Picture it: It’s the end of the 1950’s. It’s a simpler time — but things are changing. Despite that fact, minorities — especially LGBTQ+ people — are still cowering in fear from police and never fighting back.
And boy are they fearful in Los Angeles. William H. Parker became the chief of the LAPD in 1950, and decided to make stamping out sexual perversion his number one priority. Arrests for homosexuality increased by more than 85% in the following decade. Because the police tended to target transgender people — who often stood out more — most LA gay bars had tried to stop the police from raiding them by banning anyone who’s perceived gender wasn’t in line with the sex on their driver’s license. That’s right — gay bars with no drag queens! Boring.
Now, on Main Street there was a 24 hour donut shop called Cooper’s Do-nuts. (Yeah, they hyphenated the word “donut” and yeah, I’m annoyed about it. Even though I’m sure it’s grammatically correct.) I haven’t been able to find the exact address which is a total shame because I really want to know what’s there now. During the day, it was a popular hangout for cops — but when the sun went down, it became a hangout for people who had nowhere else to go at night: mainly transgender people and sex workers.

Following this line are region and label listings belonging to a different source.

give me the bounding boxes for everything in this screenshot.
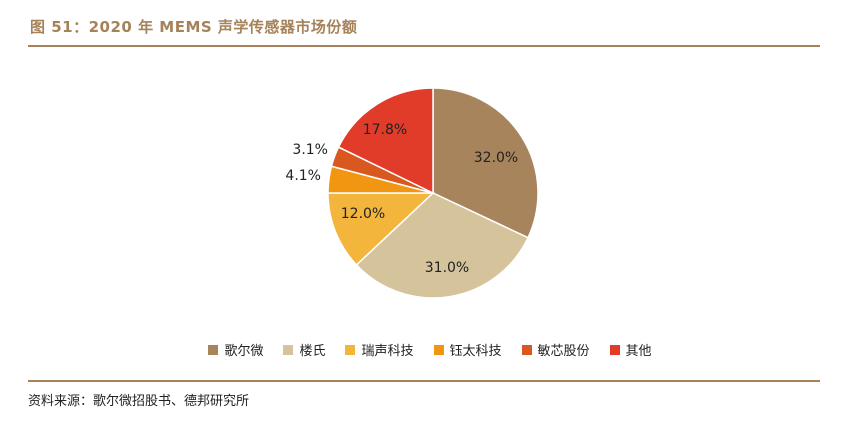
legend-label: 钰太科技: [449, 344, 502, 359]
pie-label-3: 12.0%: [341, 206, 385, 222]
legend-item-4: 钰太科技: [433, 340, 502, 359]
pie-slice-3: [327, 192, 435, 266]
title-divider: [28, 45, 820, 47]
legend-item-3: 瑞声科技: [345, 340, 414, 359]
pie-slice-2: [355, 192, 530, 299]
legend-label: 其他: [625, 344, 652, 359]
footer-divider: [28, 380, 820, 382]
figure-title: 图 51：2020 年 MEMS 声学传感器市场份额: [30, 18, 358, 36]
pie-slices: [327, 87, 539, 299]
pie-slice-1: [432, 87, 539, 239]
legend-label: 楼氏: [299, 344, 326, 359]
legend: 歌尔微 楼氏 瑞声科技 钰太科技 敏芯股份 其他: [0, 340, 860, 359]
pie-labels: 32.0% 31.0% 12.0% 4.1% 3.1% 17.8%: [285, 122, 518, 276]
pie-label-1: 32.0%: [474, 150, 518, 166]
legend-item-6: 其他: [609, 340, 652, 359]
legend-swatch: [208, 344, 219, 355]
legend-swatch: [609, 344, 620, 355]
legend-swatch: [345, 344, 356, 355]
legend-item-5: 敏芯股份: [521, 340, 590, 359]
pie-label-4: 4.1%: [285, 168, 321, 184]
legend-item-1: 歌尔微: [208, 340, 263, 359]
legend-label: 瑞声科技: [361, 344, 414, 359]
legend-swatch: [521, 344, 532, 355]
legend-label: 敏芯股份: [537, 344, 590, 359]
pie-slice-6: [337, 87, 434, 195]
legend-swatch: [433, 344, 444, 355]
legend-swatch: [283, 344, 294, 355]
pie-label-6: 17.8%: [363, 122, 407, 138]
source-note: 资料来源：歌尔微招股书、德邦研究所: [28, 394, 250, 409]
legend-item-2: 楼氏: [283, 340, 325, 359]
pie-label-2: 31.0%: [425, 260, 469, 276]
legend-label: 歌尔微: [224, 344, 264, 359]
pie-chart: 32.0% 31.0% 12.0% 4.1% 3.1% 17.8%: [285, 87, 539, 299]
pie-label-5: 3.1%: [292, 142, 328, 158]
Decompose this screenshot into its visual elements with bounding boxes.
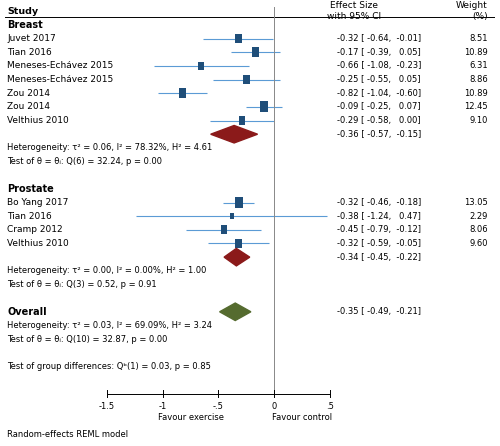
Text: -0.32 [ -0.59,  -0.05]: -0.32 [ -0.59, -0.05] (337, 239, 421, 248)
Text: -0.32 [ -0.46,  -0.18]: -0.32 [ -0.46, -0.18] (337, 198, 421, 207)
Text: -0.29 [ -0.58,   0.00]: -0.29 [ -0.58, 0.00] (337, 116, 421, 125)
Text: -0.35 [ -0.49,  -0.21]: -0.35 [ -0.49, -0.21] (337, 307, 421, 316)
Text: Zou 2014: Zou 2014 (8, 103, 50, 112)
Text: 8.51: 8.51 (469, 34, 488, 43)
Text: Effect Size
with 95% CI: Effect Size with 95% CI (328, 1, 382, 21)
Text: Prostate: Prostate (8, 184, 54, 194)
Text: Heterogeneity: τ² = 0.06, I² = 78.32%, H² = 4.61: Heterogeneity: τ² = 0.06, I² = 78.32%, H… (8, 143, 212, 153)
Text: -0.17 [ -0.39,   0.05]: -0.17 [ -0.39, 0.05] (337, 48, 421, 57)
Text: -.5: -.5 (213, 401, 224, 411)
Text: -0.09 [ -0.25,   0.07]: -0.09 [ -0.25, 0.07] (337, 103, 421, 112)
Text: -0.32 [ -0.64,  -0.01]: -0.32 [ -0.64, -0.01] (337, 34, 421, 43)
Text: Tian 2016: Tian 2016 (8, 48, 52, 57)
Text: Velthius 2010: Velthius 2010 (8, 116, 69, 125)
Text: Velthius 2010: Velthius 2010 (8, 239, 69, 248)
Text: Heterogeneity: τ² = 0.00, I² = 0.00%, H² = 1.00: Heterogeneity: τ² = 0.00, I² = 0.00%, H²… (8, 266, 207, 275)
Text: Zou 2014: Zou 2014 (8, 89, 50, 98)
Text: Breast: Breast (8, 20, 43, 30)
Text: Heterogeneity: τ² = 0.03, I² = 69.09%, H² = 3.24: Heterogeneity: τ² = 0.03, I² = 69.09%, H… (8, 321, 212, 330)
Bar (230, 213, 234, 219)
Bar (234, 197, 242, 208)
Text: -0.66 [ -1.08,  -0.23]: -0.66 [ -1.08, -0.23] (337, 62, 421, 70)
Text: Bo Yang 2017: Bo Yang 2017 (8, 198, 69, 207)
Text: Test of θ = θᵢ: Q(3) = 0.52, p = 0.91: Test of θ = θᵢ: Q(3) = 0.52, p = 0.91 (8, 280, 157, 289)
Bar (252, 47, 259, 58)
Polygon shape (224, 248, 250, 266)
Text: Test of θ = θᵢ: Q(10) = 32.87, p = 0.00: Test of θ = θᵢ: Q(10) = 32.87, p = 0.00 (8, 334, 168, 343)
Text: -0.38 [ -1.24,   0.47]: -0.38 [ -1.24, 0.47] (337, 212, 421, 221)
Text: Favour control: Favour control (272, 413, 332, 422)
Text: -1.5: -1.5 (99, 401, 115, 411)
Bar (236, 34, 242, 43)
Text: -0.34 [ -0.45,  -0.22]: -0.34 [ -0.45, -0.22] (337, 252, 421, 262)
Text: 8.86: 8.86 (469, 75, 488, 84)
Bar (238, 116, 246, 125)
Bar (198, 62, 203, 70)
Text: -1: -1 (158, 401, 167, 411)
Text: Overall: Overall (8, 307, 47, 317)
Text: Random-effects REML model: Random-effects REML model (8, 430, 128, 439)
Text: Cramp 2012: Cramp 2012 (8, 225, 63, 234)
Text: 13.05: 13.05 (464, 198, 487, 207)
Text: Favour exercise: Favour exercise (158, 413, 224, 422)
Bar (179, 88, 186, 99)
Text: 10.89: 10.89 (464, 89, 487, 98)
Text: 12.45: 12.45 (464, 103, 487, 112)
Text: -0.82 [ -1.04,  -0.60]: -0.82 [ -1.04, -0.60] (337, 89, 421, 98)
Text: Meneses-Echávez 2015: Meneses-Echávez 2015 (8, 62, 114, 70)
Text: 2.29: 2.29 (470, 212, 488, 221)
Text: -0.25 [ -0.55,   0.05]: -0.25 [ -0.55, 0.05] (337, 75, 420, 84)
Text: 8.06: 8.06 (469, 225, 488, 234)
Text: -0.45 [ -0.79,  -0.12]: -0.45 [ -0.79, -0.12] (337, 225, 421, 234)
Text: Meneses-Echávez 2015: Meneses-Echávez 2015 (8, 75, 114, 84)
Text: Weight
(%): Weight (%) (456, 1, 488, 21)
Text: 6.31: 6.31 (469, 62, 488, 70)
Bar (260, 101, 268, 112)
Text: 0: 0 (272, 401, 277, 411)
Text: 9.60: 9.60 (469, 239, 488, 248)
Text: 10.89: 10.89 (464, 48, 487, 57)
Text: -0.36 [ -0.57,  -0.15]: -0.36 [ -0.57, -0.15] (337, 130, 421, 139)
Text: Study: Study (8, 7, 38, 16)
Polygon shape (220, 303, 251, 321)
Polygon shape (210, 125, 258, 143)
Text: .5: .5 (326, 401, 334, 411)
Text: Test of group differences: Qᵇ(1) = 0.03, p = 0.85: Test of group differences: Qᵇ(1) = 0.03,… (8, 362, 212, 371)
Text: Test of θ = θᵢ: Q(6) = 32.24, p = 0.00: Test of θ = θᵢ: Q(6) = 32.24, p = 0.00 (8, 157, 162, 166)
Text: Juvet 2017: Juvet 2017 (8, 34, 56, 43)
Bar (235, 239, 242, 248)
Text: Tian 2016: Tian 2016 (8, 212, 52, 221)
Text: 9.10: 9.10 (470, 116, 488, 125)
Bar (221, 225, 227, 234)
Bar (243, 75, 250, 84)
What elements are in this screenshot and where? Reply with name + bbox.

One night in May of 1959 a few cops came by — or possibly stayed late, I’m not really clear on that — and decided to check everyone’s IDs to make sure their perceived gender matched their legal gender. One man present was a young gay man named John Rechy who would later include this incident in his novel City of Night. The police arrested two gay male sex workers, two drag queens, and a “young man just cruising”. One of those five people objected to having all five of them shoved into the back of one police car — and that was the spark that set it off.
The other customers of the donut shop went out into the street — hurling anything they could get their hands on at the police. Coffee cups, napkins, paper plates, donuts — yeah, donuts can be a weapon if you’re queer — and just general trash. The police escaped and came back with reinforcements. They shut down Main Street, but the protesters didn’t care — by this point the crowd had grown; they were simultaneously rioting and dancing in the street. Though the police made a lot of arrests, the street was still shut down for the better part of the day until the crowd dispersed.
This was the first time the LGBTQ+ community in the United States rioted. As we all know, it wouldn’t be the last.